Several mechanisms have been proposed for the pathogenesis of MERS. Reduced diffusion in the splenium has been explained by intramyelinic or interstitial edema, which can be potentiated by hyponatremia. Takanashi et al. [10] reported that most patients with MERS had mild hyponatremia (131.0 ± 4.1 mmol/L), but it is difficult to determine whether this hyponatremia is the real cause of the illness. Similarly, the patient in this case had hyponatremia, but S. pneumoniae was considered to be the causative agent because of the patient’s fever, respiratory infection findings and positive blood culture. Axonal damage, oxidative stress and activation of the immune system are considered to be associated with pathogenesis of MERS [4]. Additionally, local infiltration by inflammatory cells could lead to reduced diffusion on MRI. Similar to our case, pleocytosis, a sign of inflammation in the central nervous system, is reported in patients with MERS [4]. Genetic factors may also play a role because patients with MERS have been most commonly seen in Southeast Asia. Although several mechanisms have been proposed for MERS, and the exact pathophysiology is still uncertain.

Methylprednisolone pulse therapy and intravenous immunoglobulin are recommended for patients with infectious encephalopathy to suppress the inflammatory cytokines, regardless of the pathogen or the clinico-radiological syndromes [11]. However, the efficacy of these medications is not clear in MERS. Patients with MERS who recovered completely without such treatments are reported in the literature, suggesting that steroids and intravenous immunoglobulin are not always necessary. The consciousness of our patient improved within 24 h; he did not receive the recommended treatment models, but more clinical experience is needed to believe that MERS does not require specific treatment.

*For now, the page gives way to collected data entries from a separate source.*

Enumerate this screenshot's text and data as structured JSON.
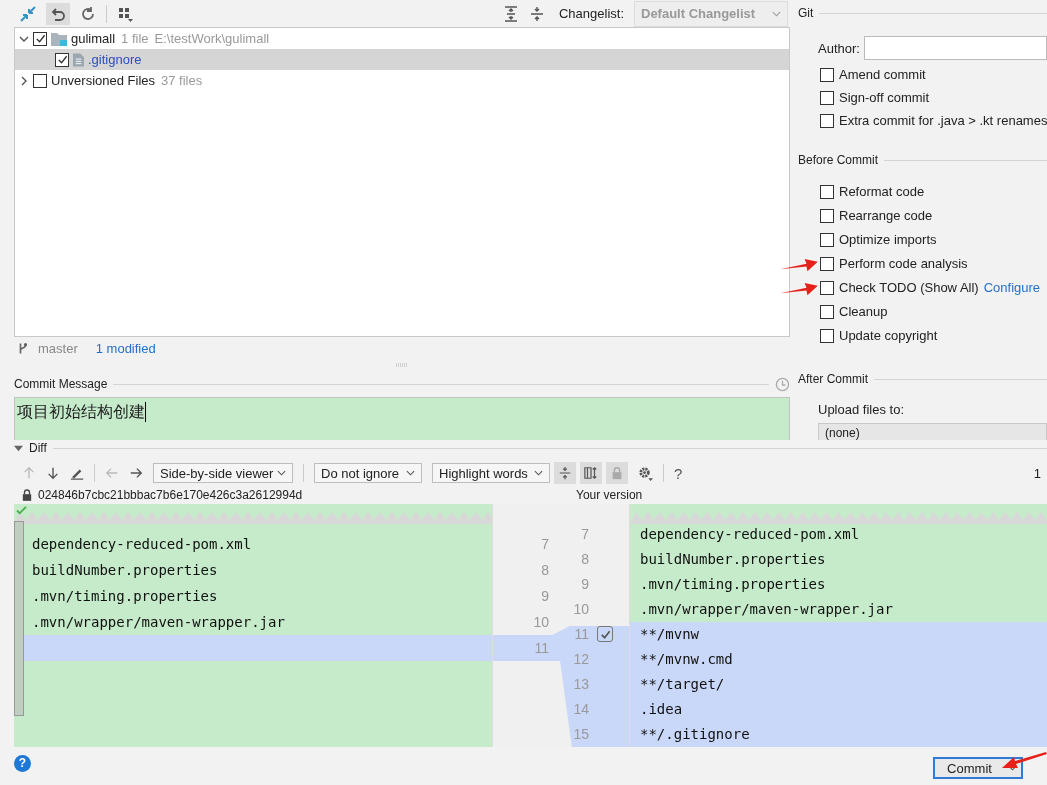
{
  "toolbar": {
    "changelist_label": "Changelist:",
    "changelist": "Default Changelist"
  },
  "changes": [
    {
      "kind": "module",
      "label": "gulimall",
      "info": "1 file",
      "path": "E:\\testWork\\gulimall",
      "checked": true,
      "expanded": true,
      "selected": false,
      "children": [
        {
          "kind": "file",
          "label": ".gitignore",
          "checked": true,
          "selected": true
        }
      ]
    },
    {
      "kind": "group",
      "label": "Unversioned Files",
      "info": "37 files",
      "checked": false,
      "expanded": false,
      "selected": false
    }
  ],
  "status": {
    "branch": "master",
    "modified": "1 modified"
  },
  "commit_message": {
    "label": "Commit Message",
    "value": "项目初始结构创建"
  },
  "git": {
    "title": "Git",
    "author_label": "Author:",
    "options": [
      {
        "label": "Amend commit",
        "checked": false
      },
      {
        "label": "Sign-off commit",
        "checked": false
      },
      {
        "label": "Extra commit for .java > .kt renames",
        "checked": false
      }
    ]
  },
  "before_commit": {
    "title": "Before Commit",
    "options": [
      {
        "label": "Reformat code",
        "checked": false
      },
      {
        "label": "Rearrange code",
        "checked": false
      },
      {
        "label": "Optimize imports",
        "checked": false
      },
      {
        "label": "Perform code analysis",
        "checked": false
      },
      {
        "label": "Check TODO (Show All)",
        "link": "Configure",
        "checked": false
      },
      {
        "label": "Cleanup",
        "checked": false
      },
      {
        "label": "Update copyright",
        "checked": false
      }
    ]
  },
  "after_commit": {
    "title": "After Commit",
    "upload_label": "Upload files to:",
    "upload_target": "(none)"
  },
  "diff": {
    "title": "Diff",
    "expanded": true,
    "viewer": "Side-by-side viewer",
    "ignore": "Do not ignore",
    "highlight": "Highlight words",
    "count": "1",
    "left_title": "024846b7cbc21bbbac7b6e170e426c3a2612994d",
    "right_title": "Your version",
    "change_included": true,
    "help": "?",
    "left_lines": [
      {
        "number": "7",
        "text": "dependency-reduced-pom.xml",
        "kind": "same"
      },
      {
        "number": "8",
        "text": "buildNumber.properties",
        "kind": "same"
      },
      {
        "number": "9",
        "text": ".mvn/timing.properties",
        "kind": "same"
      },
      {
        "number": "10",
        "text": ".mvn/wrapper/maven-wrapper.jar",
        "kind": "same"
      },
      {
        "number": "11",
        "kind": "changed"
      }
    ],
    "right_lines": [
      {
        "number": "7",
        "text": "dependency-reduced-pom.xml",
        "kind": "same"
      },
      {
        "number": "8",
        "text": "buildNumber.properties",
        "kind": "same"
      },
      {
        "number": "9",
        "text": ".mvn/timing.properties",
        "kind": "same"
      },
      {
        "number": "10",
        "text": ".mvn/wrapper/maven-wrapper.jar",
        "kind": "same"
      },
      {
        "number": "11",
        "text": "**/mvnw",
        "kind": "changed"
      },
      {
        "number": "12",
        "text": "**/mvnw.cmd",
        "kind": "changed"
      },
      {
        "number": "13",
        "text": "**/target/",
        "kind": "changed"
      },
      {
        "number": "14",
        "text": ".idea",
        "kind": "changed"
      },
      {
        "number": "15",
        "text": "**/.gitignore",
        "kind": "changed"
      }
    ]
  },
  "commit_button": "Commit",
  "help": "?"
}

In conclusion, we present a patient with encephalitis and a reversible splenial lesion due to S. pneumoniae. The patient’s disturbance in consciousness recovered quickly, and the splenial lesion completely disappeared, similar to other cases with MERS. Bacterial pathogens as well as viruses may cause MERS, and this fact should be kept in mind for patients with symptoms of aseptic meningitis (fever, headache, vomiting). MRI should be performed to evaluate the splenium of the corpus callosum and to avoid unnecessary tests and treatments.

Conflict of interest

We have no conflict of interest to declare.